One of the first and biggest moves was to persuade Central St Martins to ditch its historic Soho campus and relocate. The logic was that its young art and fashion students would set the tone for the area, and their mere presence would drive broader curiosity.

Argent drew inspiration from Shoreditch’s DNA, and although forced as opposed to organic, the St Martins deal has already proved to be a masterstroke.

Despite still six years away from completion, placemaking at Kings Cross is already been pored over by urban planners and developers the world over.

A human city

The project started in an unorthodox fashion: ‘The temptation was to start drawing, but we didn’t.

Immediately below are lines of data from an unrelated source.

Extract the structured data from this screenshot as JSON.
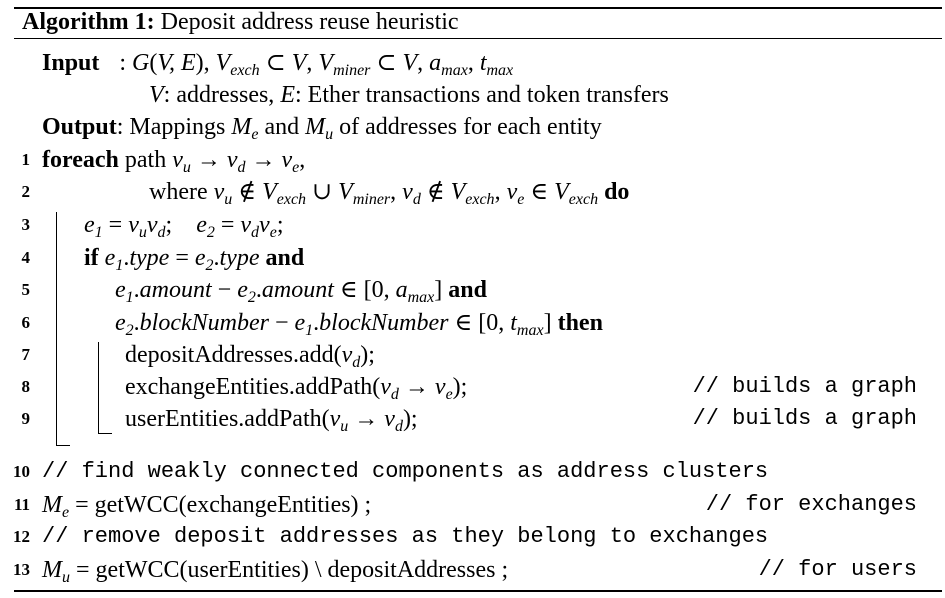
{
  "algorithm": {
    "label": "Algorithm 1:",
    "title": "Deposit address reuse heuristic",
    "input_label": "Input",
    "input_text_1": ": G(V, E), V",
    "input_line_1": ": G(V,E), V_exch ⊂ V, V_miner ⊂ V, a_max, t_max",
    "input_line_2": "V: addresses, E: Ether transactions and token transfers",
    "output_label": "Output",
    "output_text": ": Mappings M_e and M_u of addresses for each entity",
    "lines": [
      {
        "num": "1",
        "text": "foreach path v_u → v_d → v_e,"
      },
      {
        "num": "2",
        "text": "where v_u ∉ V_exch ∪ V_miner, v_d ∉ V_exch, v_e ∈ V_exch do"
      },
      {
        "num": "3",
        "text": "e_1 = v_u v_d;   e_2 = v_d v_e;"
      },
      {
        "num": "4",
        "text": "if e_1.type = e_2.type and"
      },
      {
        "num": "5",
        "text": "e_1.amount − e_2.amount ∈ [0, a_max] and"
      },
      {
        "num": "6",
        "text": "e_2.blockNumber − e_1.blockNumber ∈ [0, t_max] then"
      },
      {
        "num": "7",
        "text": "depositAddresses.add(v_d);"
      },
      {
        "num": "8",
        "text": "exchangeEntities.addPath(v_d → v_e);",
        "comment": "// builds a graph"
      },
      {
        "num": "9",
        "text": "userEntities.addPath(v_u → v_d);",
        "comment": "// builds a graph"
      },
      {
        "num": "10",
        "text": "// find weakly connected components as address clusters"
      },
      {
        "num": "11",
        "text": "M_e = getWCC(exchangeEntities) ;",
        "comment": "// for exchanges"
      },
      {
        "num": "12",
        "text": "// remove deposit addresses as they belong to exchanges"
      },
      {
        "num": "13",
        "text": "M_u = getWCC(userEntities) \\ depositAddresses ;",
        "comment": "// for users"
      }
    ]
  }
}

We wrote a book.’ It was called ‘Principles for a Human City’. ‘That book became our guide’, Searl continues. ‘It was the compass for every decision, big or small.

We came back to the book and at every juncture we continually asked: “Does it meet the criteria in the book?” If the answer was no, it meant we weren’t achieving what we said we would.’

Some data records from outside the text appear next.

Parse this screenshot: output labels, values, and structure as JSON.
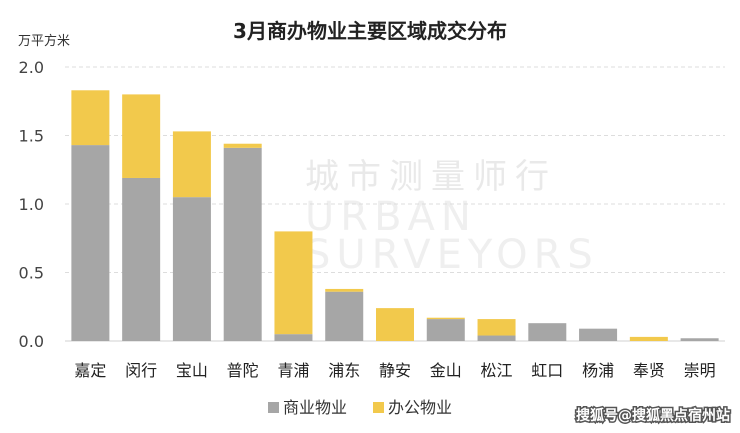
{
  "chart_data": {
    "type": "bar",
    "stacked": true,
    "title": "3月商办物业主要区域成交分布",
    "unit_label": "万平方米",
    "ylim": [
      0,
      2.0
    ],
    "yticks": [
      "0.0",
      "0.5",
      "1.0",
      "1.5",
      "2.0"
    ],
    "ytick_values": [
      0,
      0.5,
      1.0,
      1.5,
      2.0
    ],
    "grid": "horizontal dashed",
    "legend_position": "bottom",
    "categories": [
      "嘉定",
      "闵行",
      "宝山",
      "普陀",
      "青浦",
      "浦东",
      "静安",
      "金山",
      "松江",
      "虹口",
      "杨浦",
      "奉贤",
      "崇明"
    ],
    "series": [
      {
        "name": "商业物业",
        "color": "#a6a6a6",
        "values": [
          1.43,
          1.19,
          1.05,
          1.41,
          0.05,
          0.36,
          0.0,
          0.16,
          0.04,
          0.13,
          0.09,
          0.0,
          0.02
        ]
      },
      {
        "name": "办公物业",
        "color": "#f2c94c",
        "values": [
          0.4,
          0.61,
          0.48,
          0.03,
          0.75,
          0.02,
          0.24,
          0.01,
          0.12,
          0.0,
          0.0,
          0.03,
          0.0
        ]
      }
    ]
  },
  "watermark": {
    "cn": "城市测量师行",
    "en1": "URBAN",
    "en2": "SURVEYORS"
  },
  "credit": "搜狐号@搜狐黑点宿州站"
}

The circumstances and ambition make it difficult to imagine a project on this scale would be possible anywhere else. There was an extraordinary amount of space Camden Council had carved open in the disused space behind Kings Cross station which Argent had full control over.

Single controller

Rarely before (and possible ever again) has a single private company had such autonomy over a piece of land that big, that centrally located in a major metropolis, and that steeped in history.

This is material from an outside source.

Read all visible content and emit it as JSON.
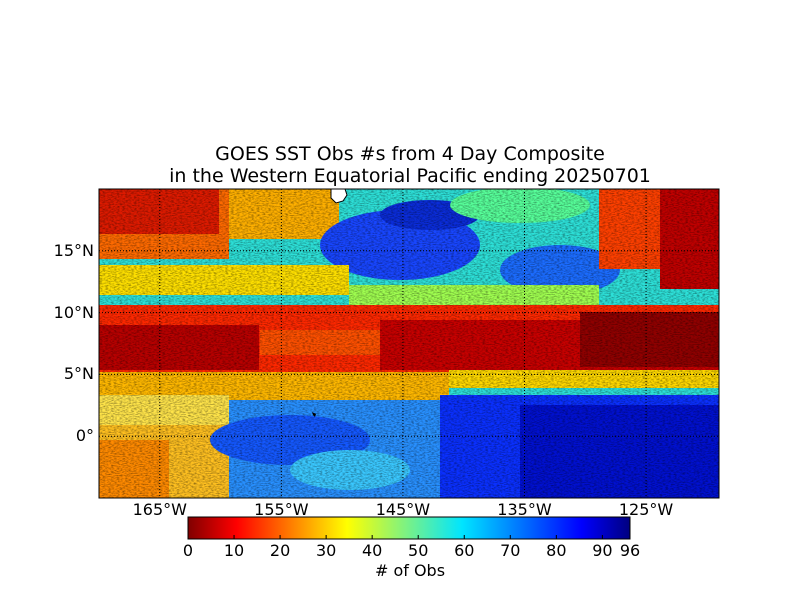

Kings Cross will never have as real and natural an identity as somewhere like Shoreditch by dint of being the product of developers and designers, regardless of the attempts to mask the design and planning.

Argent is making decisions piece by piece, over each building, every detail, every street and tenant. That said, the defence of this sort of managed placemaking with a single controller has gained some unlikely supporters in light of the recent ructions in Shoreditch.

The argument is that disparate landowners and interests will always pursue short-term commercial opportunities, as opposed to the big long term vision of a developer with a masterplan.

Fake accusations

Argent appears highly sensitive to the common brickbats thrown at urban developments — fake, Disney, sterile. One theme appears to have characterised its approach to Kings Cross to the point of obsession: authenticity.

‘We’ve taken the pieces of the past, the buildings, the history of the area, we’ve worked hard to keep everything we can, not clean it too much, open up the natural amenity; the canal, and use it as best we can,’ says Searl. Visitors can’t fail to notice the spruced-up old buildings and signs of old railway tracks on the ground.

Bottling it?

Argent considers independent retailers and restaurants to be vital to the identity of Kings Cross. So far, a cluster of smart indie-ish restaurants have opened. Caravan, Dishoom and Granger and Co among them. But couldn’t it have gone further, allowing real unknown operators to get a foothold and create an even more daring mix?

In this sense, did Argent bottle the opportunity? Searl sharply responds. ‘We’ve been incredibly careful, and given what we were presented and what others have done, believe me, that’s not bottling it.’

Retail coming

Retail is the final piece of the jigsaw. A massive 100,000 square feet of retail space has been put aside in a restored building with brick arches. It promises a mix of well-known brands and a clutch of international ones making their first steps outside their native countries, with around 70 units
to come in 2018.

‘You can open restaurants one by one, but shops come in a clump, people don’t go somewhere for one shop,’ says Searl. Argent’s attempt at placemaking with authenticity has undoubtedly set a new standard for what’s possible in urban regeneration, but the contradiction in the idea of ‘authentic placemaking’ is problematic.

Kings Cross isn’t supposed to be a cradle for startup or creativity, and its location means it doesn’t need to be. But Argent has laid down the gauntlet for other developers and councils in less well located areas, pointing to the potential value of sowing the seeds of regeneration with authentic startup and creativity.